Tarr has described the bill as representing finishing up work from last year, items that weren’t included in the final version of HB 247; she also said the bill reflects ideas from legislative consultant Rick Ruggiero of Castle Gap Advisors, but does not reflect elements from HB 133, introduced by Rep. Les Gara, D-Anchorage, and heard by Resources March 6.

Republican members of the committee, all of whom voted against moving the bill, had a number of concerns, with the primary focus a belief that the existing system has resulted in increased production and needs an opportunity to work before being changed.

Other concerns included that of Rep. George Rauscher of Palmer about the legality of making confidential data available and a belief that the people included were too broad a group. He was also concerned about moving the bill without complete fiscal notes, a concern shared by Rep. Chris Birch of Anchorage. Birch objected to regulations which the Department of Natural Resources wouldn’t write until after the bill went into effect, and to unknown costs - DNR’s fiscal note said the fiscal impact of proposed changes was unknown.

More revenue

In a fiscal note on the original bill the Department of Revenue said that under the proposed changes “the state would expect to collect substantially more revenue from oil and gas production given current production estimates,” but cautioned that the estimate did “not include any changes in company behavior as a result of this proposal.”

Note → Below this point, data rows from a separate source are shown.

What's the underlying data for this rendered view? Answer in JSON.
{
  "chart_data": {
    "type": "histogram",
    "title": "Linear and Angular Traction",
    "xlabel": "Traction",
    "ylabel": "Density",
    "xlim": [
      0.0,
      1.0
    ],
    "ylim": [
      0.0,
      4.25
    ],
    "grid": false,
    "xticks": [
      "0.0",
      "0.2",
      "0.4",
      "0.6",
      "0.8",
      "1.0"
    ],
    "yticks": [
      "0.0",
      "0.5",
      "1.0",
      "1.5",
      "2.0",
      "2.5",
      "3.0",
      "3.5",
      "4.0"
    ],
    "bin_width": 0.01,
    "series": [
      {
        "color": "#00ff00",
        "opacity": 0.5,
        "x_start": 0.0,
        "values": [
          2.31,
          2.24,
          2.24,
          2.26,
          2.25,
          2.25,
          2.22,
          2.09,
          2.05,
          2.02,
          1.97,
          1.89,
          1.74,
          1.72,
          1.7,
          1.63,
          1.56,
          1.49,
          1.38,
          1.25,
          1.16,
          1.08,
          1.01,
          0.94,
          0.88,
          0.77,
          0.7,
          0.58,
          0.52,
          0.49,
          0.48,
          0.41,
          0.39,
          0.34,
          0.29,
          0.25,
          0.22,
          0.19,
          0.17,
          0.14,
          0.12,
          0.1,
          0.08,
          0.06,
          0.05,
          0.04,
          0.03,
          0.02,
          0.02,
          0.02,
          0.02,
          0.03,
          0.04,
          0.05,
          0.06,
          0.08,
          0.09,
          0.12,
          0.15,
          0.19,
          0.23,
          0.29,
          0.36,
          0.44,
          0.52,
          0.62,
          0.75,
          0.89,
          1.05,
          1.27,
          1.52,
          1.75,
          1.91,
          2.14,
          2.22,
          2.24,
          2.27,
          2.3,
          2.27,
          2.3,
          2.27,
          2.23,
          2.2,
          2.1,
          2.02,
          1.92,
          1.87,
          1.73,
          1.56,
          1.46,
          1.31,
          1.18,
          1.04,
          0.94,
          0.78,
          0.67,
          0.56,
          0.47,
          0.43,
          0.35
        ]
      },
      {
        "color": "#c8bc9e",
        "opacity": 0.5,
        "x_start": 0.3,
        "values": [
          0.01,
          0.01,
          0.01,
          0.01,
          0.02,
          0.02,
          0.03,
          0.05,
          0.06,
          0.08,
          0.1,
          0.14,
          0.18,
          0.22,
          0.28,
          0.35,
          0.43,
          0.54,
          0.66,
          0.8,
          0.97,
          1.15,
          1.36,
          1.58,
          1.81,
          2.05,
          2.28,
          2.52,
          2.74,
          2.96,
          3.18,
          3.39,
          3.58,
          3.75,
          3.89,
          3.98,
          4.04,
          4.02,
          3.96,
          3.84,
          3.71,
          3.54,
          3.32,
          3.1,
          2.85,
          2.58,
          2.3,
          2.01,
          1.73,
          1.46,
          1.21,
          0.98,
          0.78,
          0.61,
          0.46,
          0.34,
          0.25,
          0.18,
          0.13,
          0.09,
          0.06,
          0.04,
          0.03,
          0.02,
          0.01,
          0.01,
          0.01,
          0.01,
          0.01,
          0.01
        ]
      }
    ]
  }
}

Revenue’s estimate of the total fiscal impact for the original bill was $70 million for fiscal year 2018, rising to $195 million for fiscal year 2019 and topping out at $305 million in fiscal year 2027, the last year shown.

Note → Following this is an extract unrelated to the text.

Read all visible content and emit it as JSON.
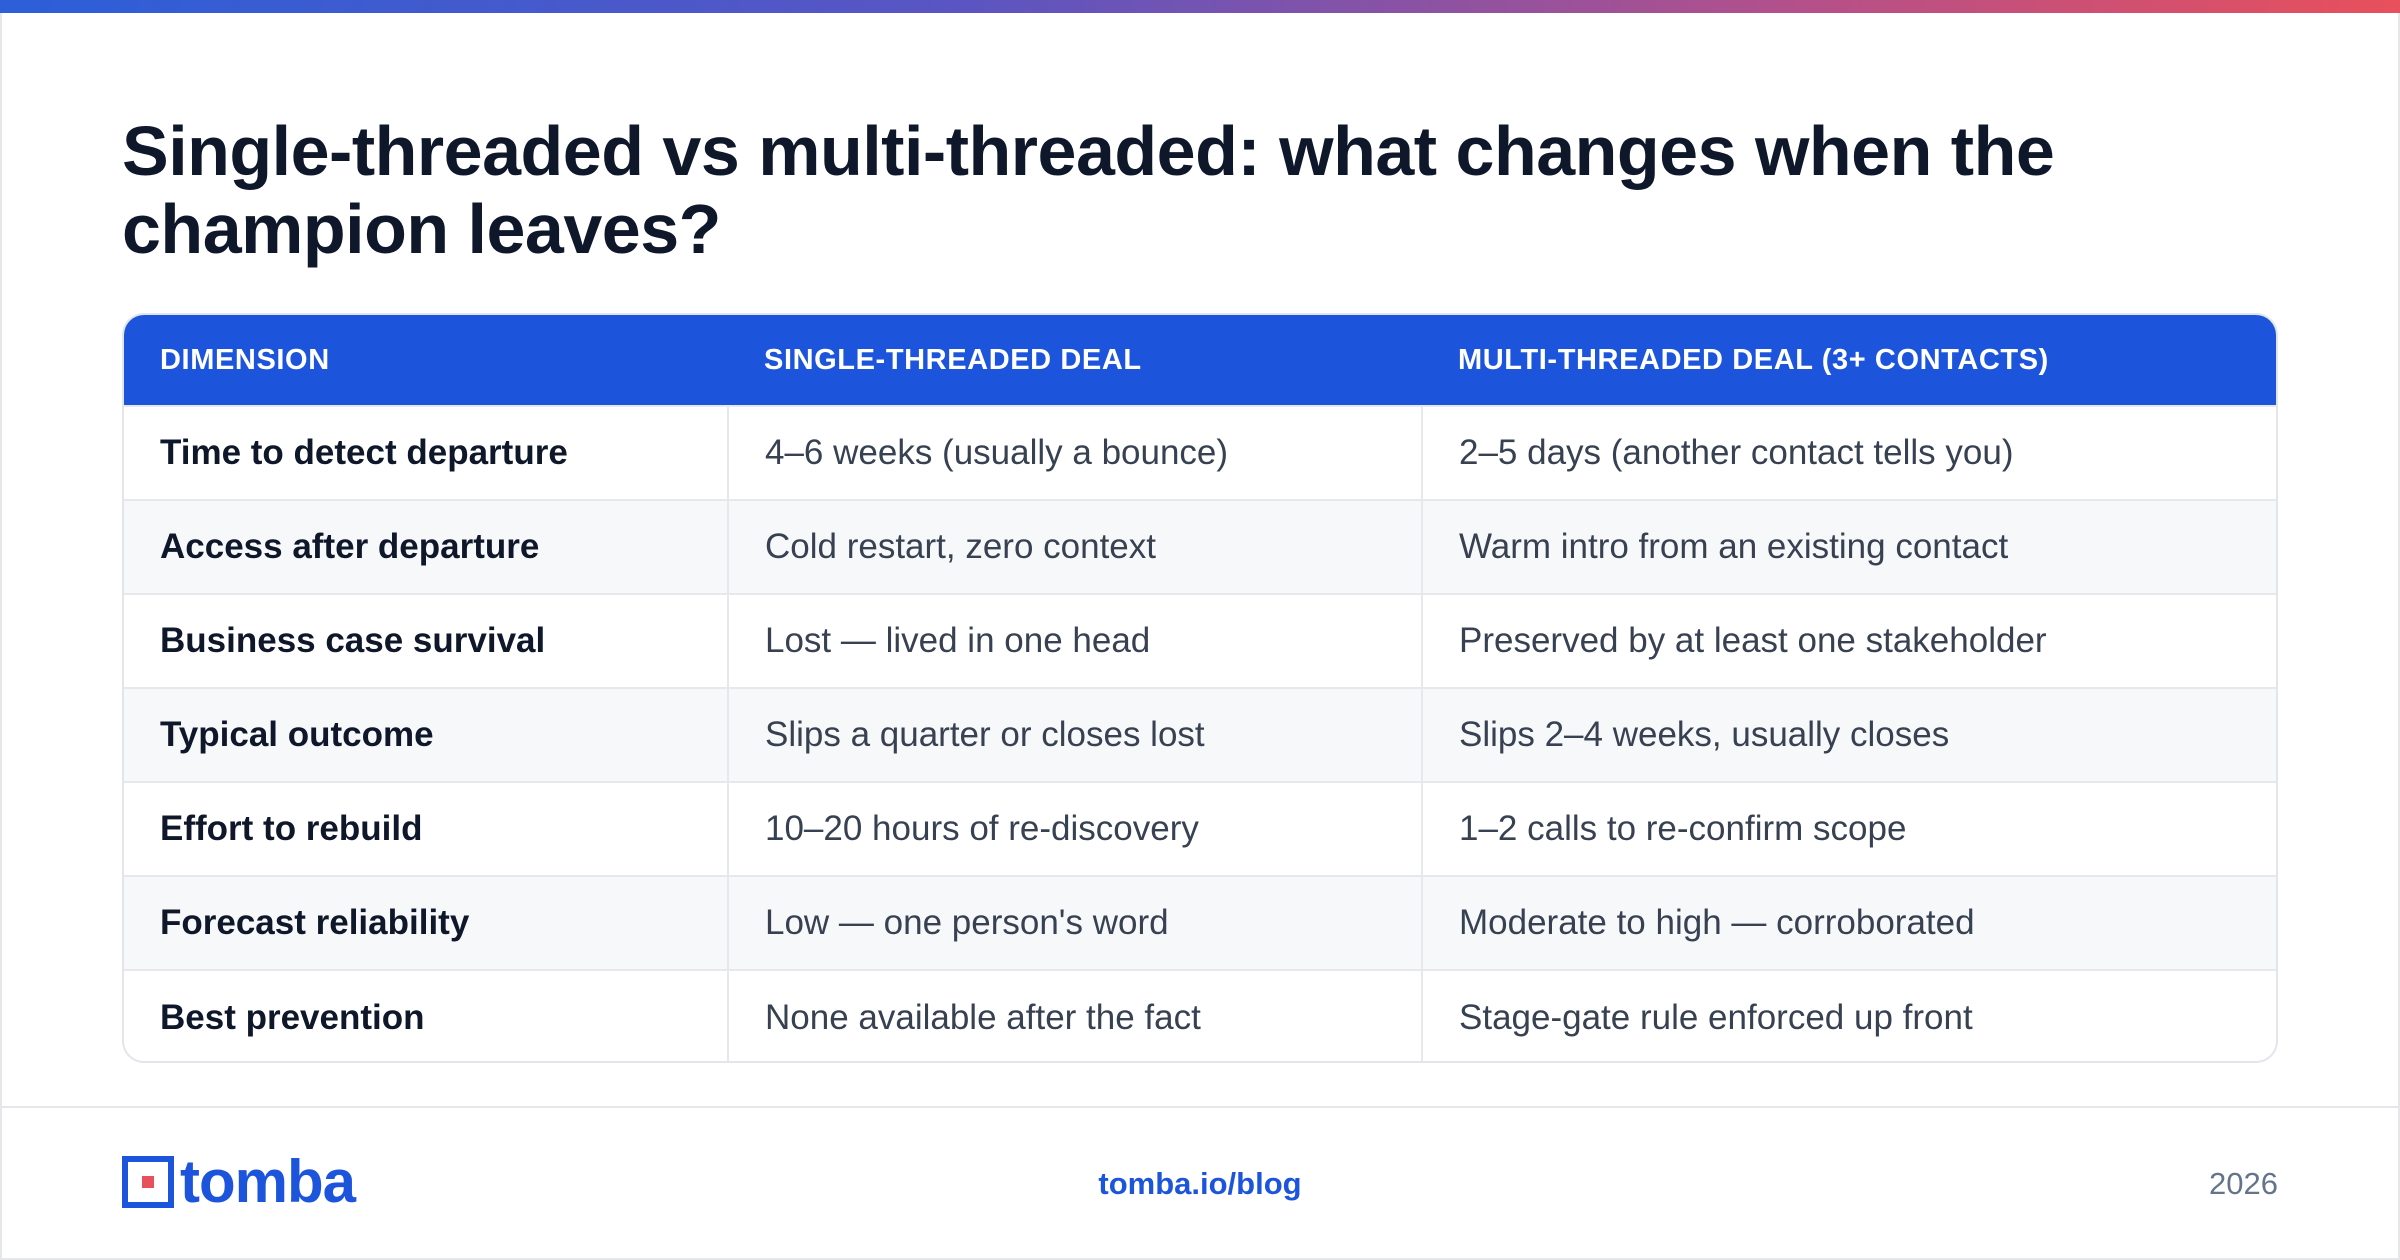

In similar data for the committee substitute Revenue showed $45 million in total fiscal impact for FY 2018, $140 million for FY 2019, topping out at $265 million in FY 2026 and dropping to $260 million in FY 2027.

NOL changes

Both the original bill and the committee substitute make changes in how North Slope net operating losses are handled.

The original bill changed the North Slope carry-forward annual loss, the net operating loss, credit rate from 35 percent to 15 percent.

The committee substitute eliminates net operating loss credits for the North Slope.

Net operating losses would continue to be applicable against taxes, with the addition of uplift in the committee substitute. A carry-forward lease expenditure provision in the committee substitute would allow a company to carry forward 50 percent of lease expenditures approved by DNR and not deducted against tax, with the carry-forward amount earning interest for up to 7 years. DNR would develop regulations to establish a review process for pre-approval of those lease expenditures which would generate a carry-forward annual loss.

The committee substitute establishes a dry hole credit of up to 15 percent for exploration expenditures from a dry hole if all service contracts are paid, the lease is returned to the state and the explorer has no oil or gas production.

Other changes

Among other changes in the committee substitute is a provision that certain confidential taxpayer information could be disclosed to legislators, staff and consultants in executive session after required confidentiality agreements are signed; and establishment of a working group on the Cook Inlet fiscal regime.

In the original bill the minimum tax was not less than 5 percent when the average Alaska North Slope price was $25 per barrel or more for production after Jan. 1, 2018; in the committee substitute the minimum is set at 5 percent when the average ANS price is $50 or more and 4 percent when the average ANS price is less than $50.

The committee substitute requires DNR to write regulations and in a fiscal note DNR said that because regulations have not yet been written, the amount of analysis required is not clear, so the fiscal impact on the department could range from minimal to significant.

The dry hole data and applications would be managed by DNR and the department said it has no idea how many dry hole credit applications there might be, but said additional staff time would be required.

The other change which would impact DNR would be intent language establishing a Cook Inlet Working Group, which would require an unknown amount of staff time.